The Roaring Twenties: I don't have much to say about this Warner Bros. gangster film. It features solid performances, especially from Bogie and Cagney (and no George Raft!), but I can't say I have much to say about it. If you're interested in a good if unexceptional gangster movie from the late 1930s, it is worth seeing. Otherwise, there are better ways to spend your time.
Wow. I just saw this recently too and I think you're really selling it short. I expected a rather run-of-the-mill gangster movie as you describe it, but thought it was a lot more than that. It is a good gangster movie with the usual stuff you'd expect in those like shootouts, backstabbing, threatening, and bickering between gangsters (done well), but that's not all it is.

I think there's some interesting stuff going on psychologically with Cagney, because in addition to being a movie about gangsters, it's also a classic example of a story that gains emotional resonance from focusing on a character who is tortured by his desire for an unattainable woman for all of his life (like "The Great Gatsby"). Cagney's character desires this woman who doesn't want him when he's a young, successful big shot gangster, and no matter how prosperous he becomes, she still isn't attracted to him, and they both feel bad about it.

Then at the end, when he's old, broken down, and ruined by how the post-Great Depression changing conditions in America put him out of business, it haunts him even worse. This isn't just a story of gangsters and their fighting/drama. It also has value for its historical insights about America and its psychological depth.

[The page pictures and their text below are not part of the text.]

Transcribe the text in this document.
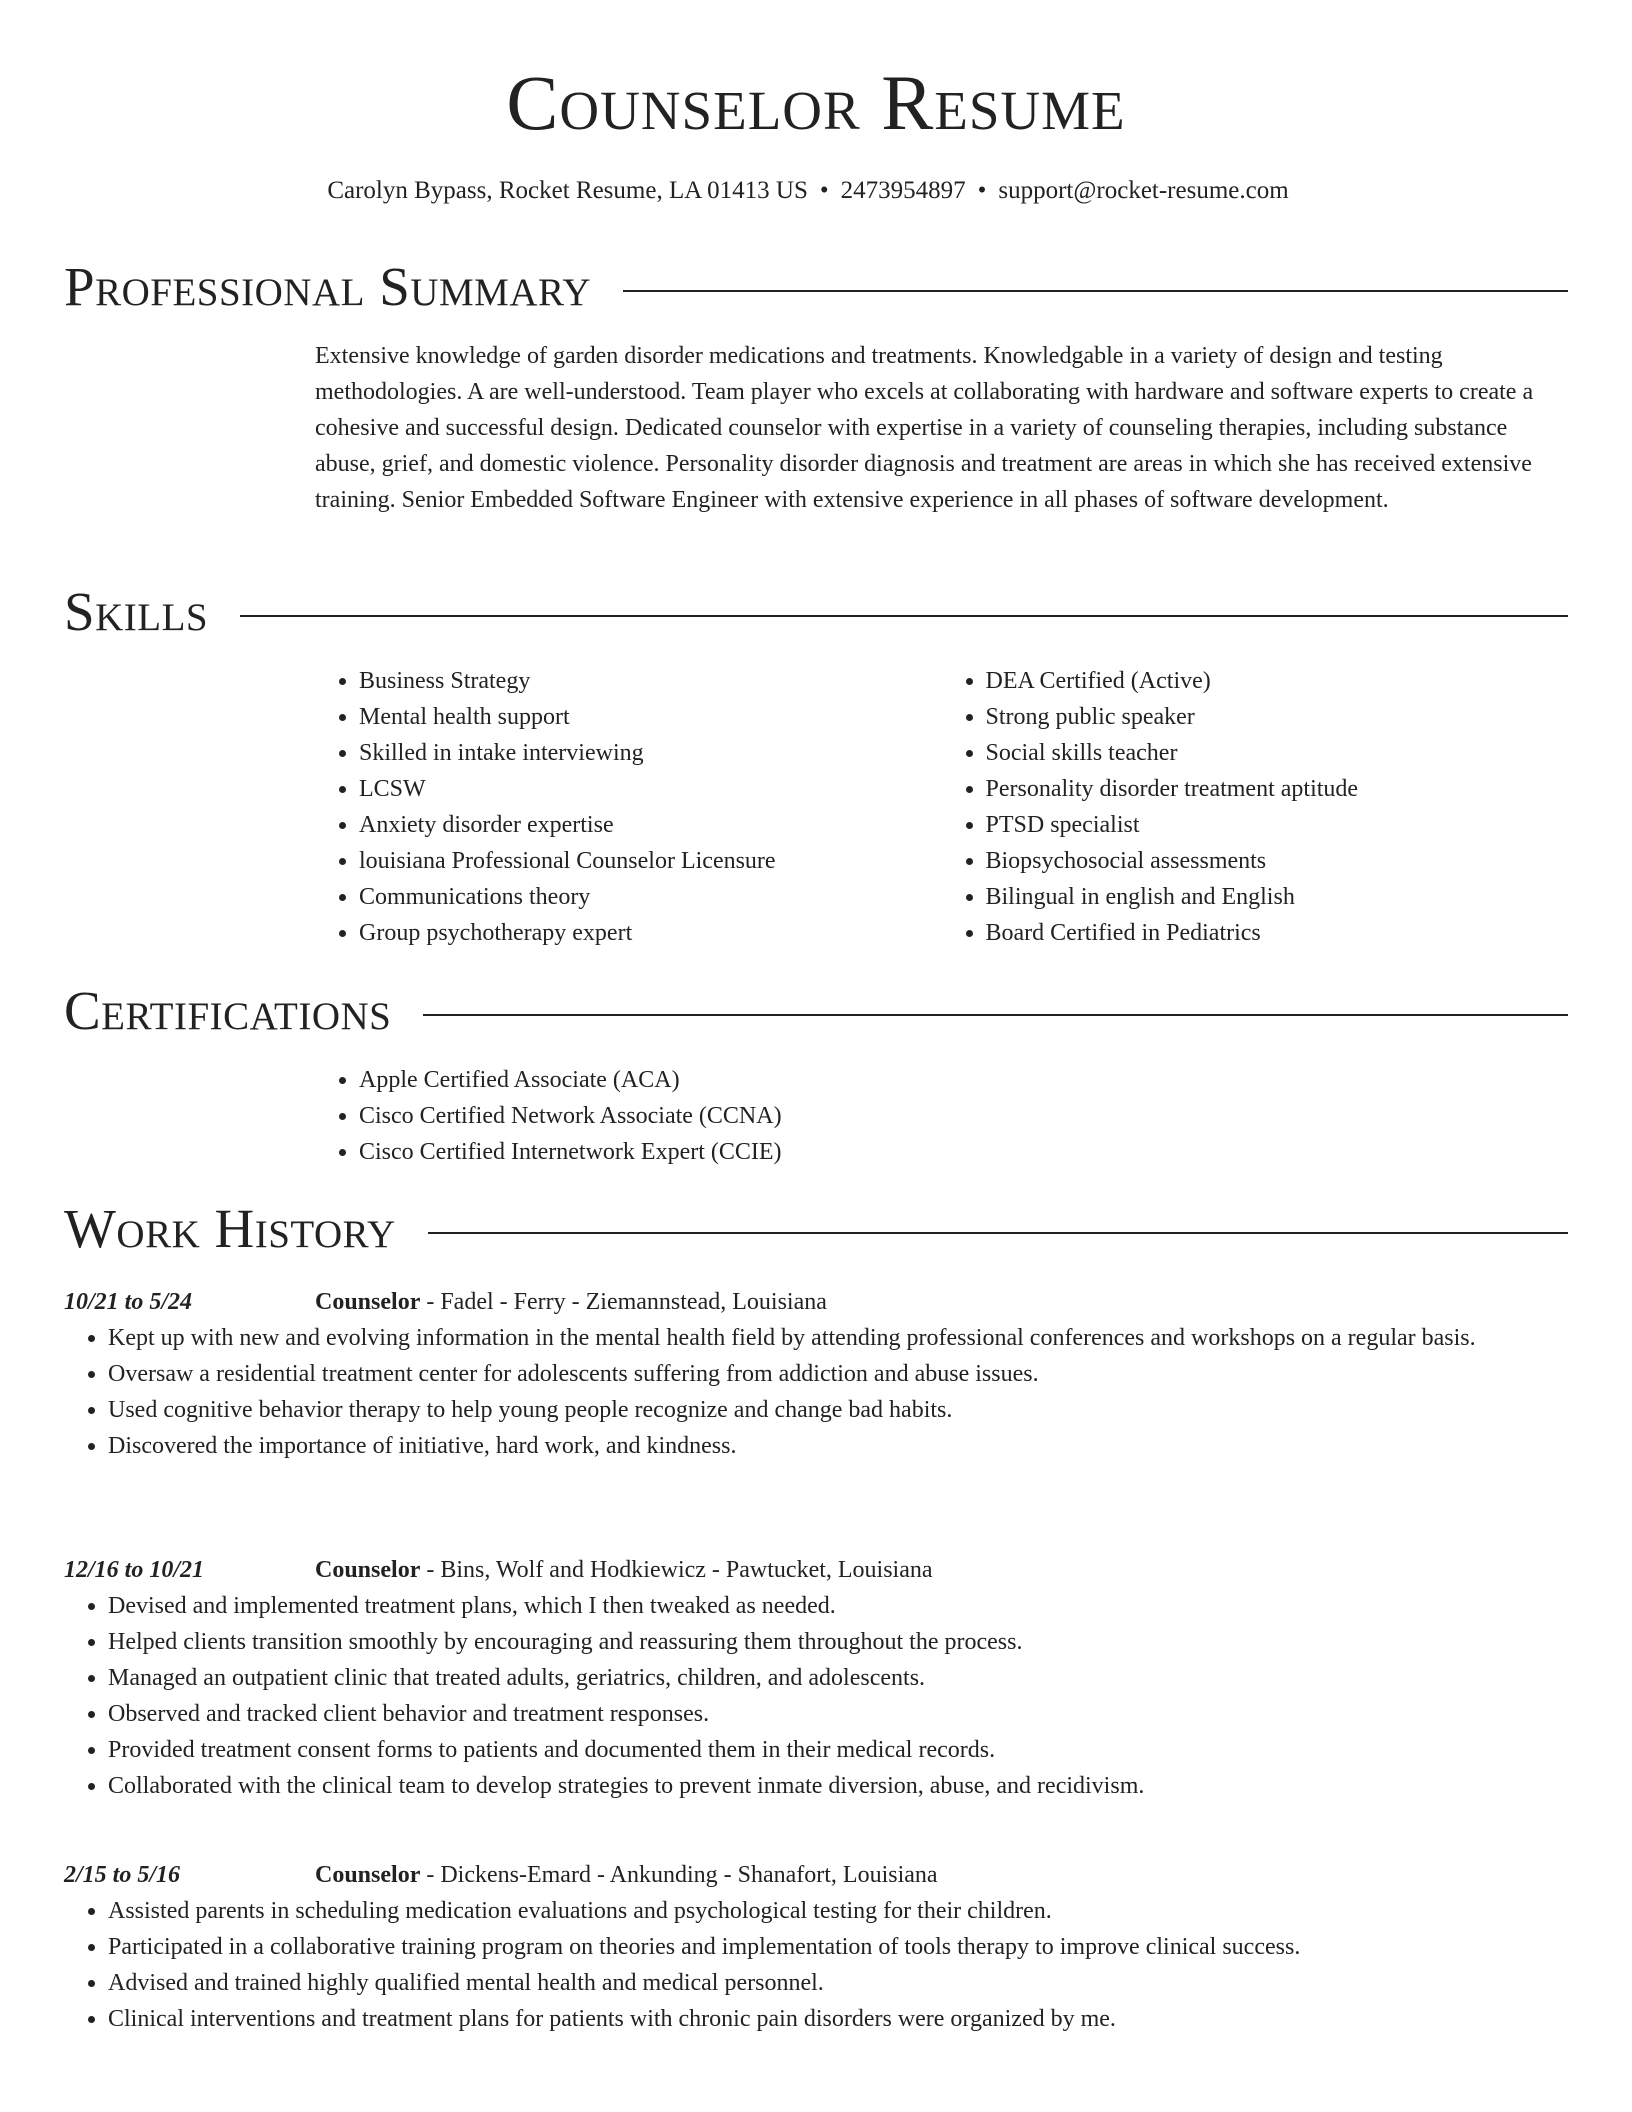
Counselor Resume
Carolyn Bypass, Rocket Resume, LA 01413 US • 2473954897 • support@rocket-resume.com
Professional Summary

Extensive knowledge of garden disorder medications and treatments. Knowledgable in a variety of design and testing methodologies. A are well-understood. Team player who excels at collaborating with hardware and software experts to create a cohesive and successful design. Dedicated counselor with expertise in a variety of counseling therapies, including substance abuse, grief, and domestic violence. Personality disorder diagnosis and treatment are areas in which she has received extensive training. Senior Embedded Software Engineer with extensive experience in all phases of software development.

Skills
• Business Strategy
• Mental health support
• Skilled in intake interviewing
• LCSW
• Anxiety disorder expertise
• louisiana Professional Counselor Licensure
• Communications theory
• Group psychotherapy expert
• DEA Certified (Active)
• Strong public speaker
• Social skills teacher
• Personality disorder treatment aptitude
• PTSD specialist
• Biopsychosocial assessments
• Bilingual in english and English
• Board Certified in Pediatrics
Certifications
• Apple Certified Associate (ACA)
• Cisco Certified Network Associate (CCNA)
• Cisco Certified Internetwork Expert (CCIE)
Work History
10/21 to 5/24	Counselor - Fadel - Ferry - Ziemannstead, Louisiana
• Kept up with new and evolving information in the mental health field by attending professional conferences and workshops on a regular basis.
• Oversaw a residential treatment center for adolescents suffering from addiction and abuse issues.
• Used cognitive behavior therapy to help young people recognize and change bad habits.
• Discovered the importance of initiative, hard work, and kindness.
12/16 to 10/21	Counselor - Bins, Wolf and Hodkiewicz - Pawtucket, Louisiana
• Devised and implemented treatment plans, which I then tweaked as needed.
• Helped clients transition smoothly by encouraging and reassuring them throughout the process.
• Managed an outpatient clinic that treated adults, geriatrics, children, and adolescents.
• Observed and tracked client behavior and treatment responses.
• Provided treatment consent forms to patients and documented them in their medical records.
• Collaborated with the clinical team to develop strategies to prevent inmate diversion, abuse, and recidivism.
2/15 to 5/16	Counselor - Dickens-Emard - Ankunding - Shanafort, Louisiana
• Assisted parents in scheduling medication evaluations and psychological testing for their children.
• Participated in a collaborative training program on theories and implementation of tools therapy to improve clinical success.
• Advised and trained highly qualified mental health and medical personnel.
• Clinical interventions and treatment plans for patients with chronic pain disorders were organized by me.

I was really surprised by how moving the ending was with the Cagney character still unable to get over the girl he could never get and unable to keep up with the times. In the end, the movie felt surprisingly poignant and tragic. The only thing that was mildly disappointing was how one-dimensional and easily subdued Humphrey Bogart's character was, but that was unavoidable since at this point he wasn't so famous and only on the verge of his big breakout roles.